The joke paintings at Jay Gorney rework familiar themes and motifs. Presenting textual material as large-scale, color-field painting, Prince interferes with the normative distinctions between the perception of words and images: how does the viewer “see” the joke and, conversely, “read” the painting? In other works, Prince pairs more New Yorkerish drawings with inapposite textual complements. The information which is seen and that which is read are plainly incompatible, foregrounding the aporias of textual and visual reading.

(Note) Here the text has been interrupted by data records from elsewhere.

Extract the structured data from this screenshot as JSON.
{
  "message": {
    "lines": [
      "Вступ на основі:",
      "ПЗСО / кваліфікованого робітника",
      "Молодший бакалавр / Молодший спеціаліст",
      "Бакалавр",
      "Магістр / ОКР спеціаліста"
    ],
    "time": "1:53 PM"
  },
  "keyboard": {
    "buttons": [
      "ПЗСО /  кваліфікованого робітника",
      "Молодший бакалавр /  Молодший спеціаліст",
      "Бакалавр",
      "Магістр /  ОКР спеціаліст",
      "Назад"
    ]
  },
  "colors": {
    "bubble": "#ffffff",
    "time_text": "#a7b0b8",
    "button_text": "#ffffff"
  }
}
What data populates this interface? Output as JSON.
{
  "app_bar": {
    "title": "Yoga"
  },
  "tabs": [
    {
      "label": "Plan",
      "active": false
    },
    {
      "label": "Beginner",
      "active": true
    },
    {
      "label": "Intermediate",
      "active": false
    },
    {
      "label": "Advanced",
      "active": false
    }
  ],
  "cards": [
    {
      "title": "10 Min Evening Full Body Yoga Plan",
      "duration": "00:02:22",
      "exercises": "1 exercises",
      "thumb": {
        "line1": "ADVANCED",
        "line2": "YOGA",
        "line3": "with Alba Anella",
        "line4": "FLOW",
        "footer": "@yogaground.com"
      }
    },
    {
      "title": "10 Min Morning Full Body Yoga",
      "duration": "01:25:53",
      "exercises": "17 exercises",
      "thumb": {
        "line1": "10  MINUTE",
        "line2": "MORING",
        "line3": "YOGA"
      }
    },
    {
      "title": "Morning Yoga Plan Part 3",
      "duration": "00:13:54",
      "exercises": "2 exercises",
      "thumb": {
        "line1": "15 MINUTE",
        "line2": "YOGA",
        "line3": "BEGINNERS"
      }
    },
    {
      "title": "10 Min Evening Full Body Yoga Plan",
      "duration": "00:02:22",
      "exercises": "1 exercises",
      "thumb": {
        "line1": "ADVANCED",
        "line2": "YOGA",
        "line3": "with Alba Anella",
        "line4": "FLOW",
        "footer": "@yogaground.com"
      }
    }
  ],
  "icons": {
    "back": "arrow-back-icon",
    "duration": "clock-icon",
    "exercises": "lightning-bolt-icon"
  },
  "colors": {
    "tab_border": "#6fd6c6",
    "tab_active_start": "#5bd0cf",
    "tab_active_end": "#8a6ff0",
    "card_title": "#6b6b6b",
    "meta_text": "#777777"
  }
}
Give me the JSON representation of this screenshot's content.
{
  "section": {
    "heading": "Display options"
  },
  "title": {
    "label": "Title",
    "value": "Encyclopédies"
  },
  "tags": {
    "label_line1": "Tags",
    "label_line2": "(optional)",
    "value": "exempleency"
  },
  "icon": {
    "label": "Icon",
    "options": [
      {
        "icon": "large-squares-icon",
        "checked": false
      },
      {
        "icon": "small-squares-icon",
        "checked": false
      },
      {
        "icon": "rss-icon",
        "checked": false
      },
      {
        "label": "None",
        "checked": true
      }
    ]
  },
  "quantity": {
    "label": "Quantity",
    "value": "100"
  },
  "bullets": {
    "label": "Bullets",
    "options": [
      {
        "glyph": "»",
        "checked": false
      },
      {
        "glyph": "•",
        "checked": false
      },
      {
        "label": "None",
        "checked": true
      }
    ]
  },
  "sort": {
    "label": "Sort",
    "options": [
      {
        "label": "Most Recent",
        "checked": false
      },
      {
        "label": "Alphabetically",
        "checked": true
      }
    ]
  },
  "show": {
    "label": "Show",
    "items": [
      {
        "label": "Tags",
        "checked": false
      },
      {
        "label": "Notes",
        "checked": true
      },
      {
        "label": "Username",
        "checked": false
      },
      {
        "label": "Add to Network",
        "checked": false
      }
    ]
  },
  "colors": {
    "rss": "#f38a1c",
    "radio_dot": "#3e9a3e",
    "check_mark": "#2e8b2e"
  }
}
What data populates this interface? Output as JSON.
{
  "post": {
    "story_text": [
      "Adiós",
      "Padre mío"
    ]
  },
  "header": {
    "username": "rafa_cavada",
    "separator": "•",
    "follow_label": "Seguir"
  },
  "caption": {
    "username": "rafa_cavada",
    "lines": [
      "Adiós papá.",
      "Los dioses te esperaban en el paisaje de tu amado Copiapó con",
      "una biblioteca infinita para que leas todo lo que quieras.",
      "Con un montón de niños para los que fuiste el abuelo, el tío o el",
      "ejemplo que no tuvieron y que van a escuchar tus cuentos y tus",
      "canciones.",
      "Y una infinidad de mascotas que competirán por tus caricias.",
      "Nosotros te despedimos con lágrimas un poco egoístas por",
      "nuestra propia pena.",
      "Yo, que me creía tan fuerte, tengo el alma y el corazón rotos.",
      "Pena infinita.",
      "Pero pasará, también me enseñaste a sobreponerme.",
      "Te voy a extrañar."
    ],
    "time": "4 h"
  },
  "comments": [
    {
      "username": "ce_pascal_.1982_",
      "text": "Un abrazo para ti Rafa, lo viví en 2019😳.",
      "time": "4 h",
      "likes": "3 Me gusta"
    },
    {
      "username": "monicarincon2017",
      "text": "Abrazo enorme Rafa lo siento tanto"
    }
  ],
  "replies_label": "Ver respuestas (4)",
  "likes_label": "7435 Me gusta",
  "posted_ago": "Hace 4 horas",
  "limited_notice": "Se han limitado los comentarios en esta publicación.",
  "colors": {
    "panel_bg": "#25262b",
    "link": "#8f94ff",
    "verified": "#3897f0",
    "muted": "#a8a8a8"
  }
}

Prince exploits analogous meaning-estranging effects in his show of sculptures at Barbara Gladstone based on “muscle car” hood designs, such as those of Mustangs, Challengers, and Barracudas. Although these are bulky, wall-mounted sculptural pieces, Prince’s early re-photographic impulse continues to inform the work. The hoods are bought from after-market manufacturers advertising in the pages of hot-rod magazines. The hoods have already been designed, but they are then reworked—literally customized—by the artist. The process of customization of an existing design is comparable to that of editing in the re-photography of existing advertising imagery.
But just as the hoods persist in a kind of re-photographic mode, they are jokes, too. Prince borrows the stereotypical look and presentation of Minimalist sculpture and monochrome painting. The hoods partake of the privileged mythos (and pricey commodification) of those hallowed conventions and, at the same time, they travesty them; they infuse the abstracted forms not with the purist and materialist phenomenologies of nonrepresentation, but rather with more junk culture culled from biker, porno, and hot-rod magazines. The procedures and themes embodied by re-photography and the textual/imagistic joke are uncomfortably encoded within an esthetic tradition supposedly hostile to such vulgar extraneities. Mute and emblematic, the hoods are willfully, even perversely, suspended between a quintessential Modernist will-to-silence, the epitome of which might be the monochrome, and the inclusivity, garrulousness, and sensory glut of the pervasive Pop consciousness.